Bonivard, étonné de l’horrible état dans lequel les papes, les prêtres et les moines avaient plongé l’Église, se demandait d’où lui viendrait le salut… Il y avait un peu plus de six mois que le maître du sacré palais, Prierias, avait publié un écrit intitulé : Dialogue sur les propositions présomptueuses de Martin Luthert. « Léon X et ses prédécesseurs, disait Bonivard, ont toujours tenu les Allemands pour des bêtes : Pecora campi, les appelaient-ils ; et à bon droit, car ces simples Germains se laissaient bâter et chevaucher comme des ânes. Les papes les menaçaient de coups de bâton (excommunications), ils les alléchaient par des chardons (indulgences), et les faisaient ainsi trotter au moulin, pour de là leur apporter la farine. Mais pour avoir un jour trop chargé l’âne, Léon l’a fait ruer, en sorte que le sac de farine a versé et le pain blanc s’en est allé. Cet âne-là, ajoutait-il, s’appelle Martin, comme tous les ânes, et il s’appelle de son surnom Luther, ce qui signifie éclaireuru. »

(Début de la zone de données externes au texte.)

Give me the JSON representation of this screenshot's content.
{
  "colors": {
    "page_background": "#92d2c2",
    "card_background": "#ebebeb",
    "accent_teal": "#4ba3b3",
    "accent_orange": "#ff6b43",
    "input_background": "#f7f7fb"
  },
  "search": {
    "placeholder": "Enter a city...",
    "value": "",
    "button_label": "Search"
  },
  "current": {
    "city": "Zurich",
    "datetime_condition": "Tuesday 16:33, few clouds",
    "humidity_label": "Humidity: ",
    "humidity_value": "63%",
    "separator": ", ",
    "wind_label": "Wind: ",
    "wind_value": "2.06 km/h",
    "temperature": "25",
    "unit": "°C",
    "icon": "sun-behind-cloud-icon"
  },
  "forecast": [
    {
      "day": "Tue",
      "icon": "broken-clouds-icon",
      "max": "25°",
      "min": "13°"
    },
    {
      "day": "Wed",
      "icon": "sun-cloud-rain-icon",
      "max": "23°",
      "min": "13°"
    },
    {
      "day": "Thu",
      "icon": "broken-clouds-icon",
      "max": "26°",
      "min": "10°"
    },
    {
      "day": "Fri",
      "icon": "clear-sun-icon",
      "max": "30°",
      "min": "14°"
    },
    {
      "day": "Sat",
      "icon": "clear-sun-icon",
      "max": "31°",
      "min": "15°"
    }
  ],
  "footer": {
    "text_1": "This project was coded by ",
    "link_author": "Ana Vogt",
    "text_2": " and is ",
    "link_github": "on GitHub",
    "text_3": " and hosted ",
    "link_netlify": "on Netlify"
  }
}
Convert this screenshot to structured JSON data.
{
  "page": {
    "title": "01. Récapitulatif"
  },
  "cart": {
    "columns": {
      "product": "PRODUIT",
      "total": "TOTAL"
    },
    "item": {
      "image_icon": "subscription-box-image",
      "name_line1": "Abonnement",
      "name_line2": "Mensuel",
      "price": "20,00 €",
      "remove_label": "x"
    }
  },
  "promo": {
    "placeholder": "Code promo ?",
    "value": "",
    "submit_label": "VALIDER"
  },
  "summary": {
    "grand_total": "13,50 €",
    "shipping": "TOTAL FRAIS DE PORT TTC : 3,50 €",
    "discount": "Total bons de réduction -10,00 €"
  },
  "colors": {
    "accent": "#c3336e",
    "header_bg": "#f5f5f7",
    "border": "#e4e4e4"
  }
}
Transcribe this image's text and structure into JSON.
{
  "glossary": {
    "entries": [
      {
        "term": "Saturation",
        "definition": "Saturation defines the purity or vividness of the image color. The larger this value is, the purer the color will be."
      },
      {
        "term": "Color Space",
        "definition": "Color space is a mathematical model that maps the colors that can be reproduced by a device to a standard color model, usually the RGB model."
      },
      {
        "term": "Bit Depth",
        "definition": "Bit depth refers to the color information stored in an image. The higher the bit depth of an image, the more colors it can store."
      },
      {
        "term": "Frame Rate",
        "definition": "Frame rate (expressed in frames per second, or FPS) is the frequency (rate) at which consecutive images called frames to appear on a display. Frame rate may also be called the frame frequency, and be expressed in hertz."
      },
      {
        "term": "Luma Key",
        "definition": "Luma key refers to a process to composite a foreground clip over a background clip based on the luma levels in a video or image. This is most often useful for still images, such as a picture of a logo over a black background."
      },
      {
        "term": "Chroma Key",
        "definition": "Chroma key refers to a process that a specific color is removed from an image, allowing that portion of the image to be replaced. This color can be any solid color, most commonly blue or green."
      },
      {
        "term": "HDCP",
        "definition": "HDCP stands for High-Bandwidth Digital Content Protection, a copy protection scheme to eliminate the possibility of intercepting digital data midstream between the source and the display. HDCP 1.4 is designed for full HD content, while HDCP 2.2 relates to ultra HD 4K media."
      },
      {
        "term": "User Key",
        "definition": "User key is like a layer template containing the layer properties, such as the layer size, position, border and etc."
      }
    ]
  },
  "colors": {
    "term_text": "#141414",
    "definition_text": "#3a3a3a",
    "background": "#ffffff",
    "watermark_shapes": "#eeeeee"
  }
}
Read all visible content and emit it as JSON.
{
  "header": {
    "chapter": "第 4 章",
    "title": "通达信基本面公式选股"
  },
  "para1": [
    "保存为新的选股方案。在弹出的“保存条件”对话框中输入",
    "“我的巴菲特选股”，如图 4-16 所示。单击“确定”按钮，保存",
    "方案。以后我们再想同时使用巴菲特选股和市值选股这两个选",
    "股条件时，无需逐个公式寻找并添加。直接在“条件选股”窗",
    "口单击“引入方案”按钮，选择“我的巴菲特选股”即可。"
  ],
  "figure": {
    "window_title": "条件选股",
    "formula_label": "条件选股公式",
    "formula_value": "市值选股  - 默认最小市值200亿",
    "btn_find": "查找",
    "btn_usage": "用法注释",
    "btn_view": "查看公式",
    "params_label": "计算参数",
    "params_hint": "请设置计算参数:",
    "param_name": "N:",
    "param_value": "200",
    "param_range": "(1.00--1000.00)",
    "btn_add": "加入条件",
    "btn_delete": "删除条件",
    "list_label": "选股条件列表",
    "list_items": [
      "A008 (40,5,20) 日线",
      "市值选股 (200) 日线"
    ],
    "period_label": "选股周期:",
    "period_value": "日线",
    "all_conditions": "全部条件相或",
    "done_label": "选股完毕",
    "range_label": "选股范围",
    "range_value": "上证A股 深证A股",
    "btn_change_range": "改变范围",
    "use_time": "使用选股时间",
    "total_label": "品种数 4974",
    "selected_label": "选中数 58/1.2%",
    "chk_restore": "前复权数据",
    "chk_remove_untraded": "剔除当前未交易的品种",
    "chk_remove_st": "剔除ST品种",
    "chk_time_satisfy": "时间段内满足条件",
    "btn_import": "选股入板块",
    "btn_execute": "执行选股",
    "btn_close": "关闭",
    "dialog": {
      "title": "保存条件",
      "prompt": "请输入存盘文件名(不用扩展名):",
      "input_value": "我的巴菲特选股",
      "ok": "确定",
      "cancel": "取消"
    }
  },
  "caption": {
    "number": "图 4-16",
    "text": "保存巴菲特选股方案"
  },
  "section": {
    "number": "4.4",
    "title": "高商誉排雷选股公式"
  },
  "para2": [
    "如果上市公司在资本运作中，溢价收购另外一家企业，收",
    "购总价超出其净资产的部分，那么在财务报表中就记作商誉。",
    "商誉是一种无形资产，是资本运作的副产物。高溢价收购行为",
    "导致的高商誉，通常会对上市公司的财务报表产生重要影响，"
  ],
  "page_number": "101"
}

tDialogua in presomptuosas M. Lutheri conclusiones de potestate papæ. Decemb. 1517.

uAdvis et devis, p. 80.

On s’aperçut à Rome que Bonivard n’avait pas la complaisance nécessaire à un évêque romain ; et le prieur, voyant qu’il ne réussissait pas, secoua la poussière de ses pieds contre la métropole du catholicisme, et partit pour Turin et Genève. Son voyage pourtant n’avait pas été inutile ; il y avait pris une leçon qu’il n’oublia jamais et qu’il répéta toute sa vie à qui voulait l’entendre. Arrivé à Turin, il alla faire visite à ses anciens amis de l’Université ; mais ceux-ci, effrayés, s’écrièrent : « Navis et Blanchet sont à deux doigts de la mort, et l’on a résolu de vous arrêter vous-même. Fuyez sans perdre un instant. » Bonivard demeura. Pouvait-il laisser dans les griffes du vautour ces deux jeunes hommes, avec lesquels il avait si souvent ri dans les repas bruyants des enfants de Genève ? Il résolut de faire ce qu’il pourrait pour intéresser ses amis à leur sort. Pendant huit jours, il allait de maison en maison, et parcourait sans se cacher les rues de la ville. Rien ne semblait plus facile que de mettre la main sur lui, et la police ducale l’eût essayé, mais il n’était pas seul ; les « écoliers, » ravis de son esprit et de son indépendance, l’accompagnaient partout, et cette folle et bouillante jeunesse l’eût défendu au prix de son sang. Bonivard, voulant user de tous les moyens, écrivit, par quelque voie secrète, à Navis et Blanchet ; le geôlier interceptant la lettre courut la porter à l’évêque ; et celui-ci, croyant y voir une conspiration tramée jusque dans Turin même, pressa la condamnation des accusés, et fit donner l’ordre de saisir immédiatement Bonivard. Informé de ce qui l’attendait, l’intelligent prieur afficha une grande tranquillité. « Je reste encore un mois à Turin, disait-il à tout le monde, pour festoyer avec mes compagnons d’études ; » plusieurs invitations lui étant arrivées, il les accepta toutes. Mais le lendemain, avant jour, il monta à cheval et partit au galop pour Genèvev.

v – Bonivard, Chroniq., II, p. 320, 321. — Galiffe, Matériaux pour l’histoire de Genève, II, p. 184. — Mém. d’Archéologie, IV, p. 152, 153.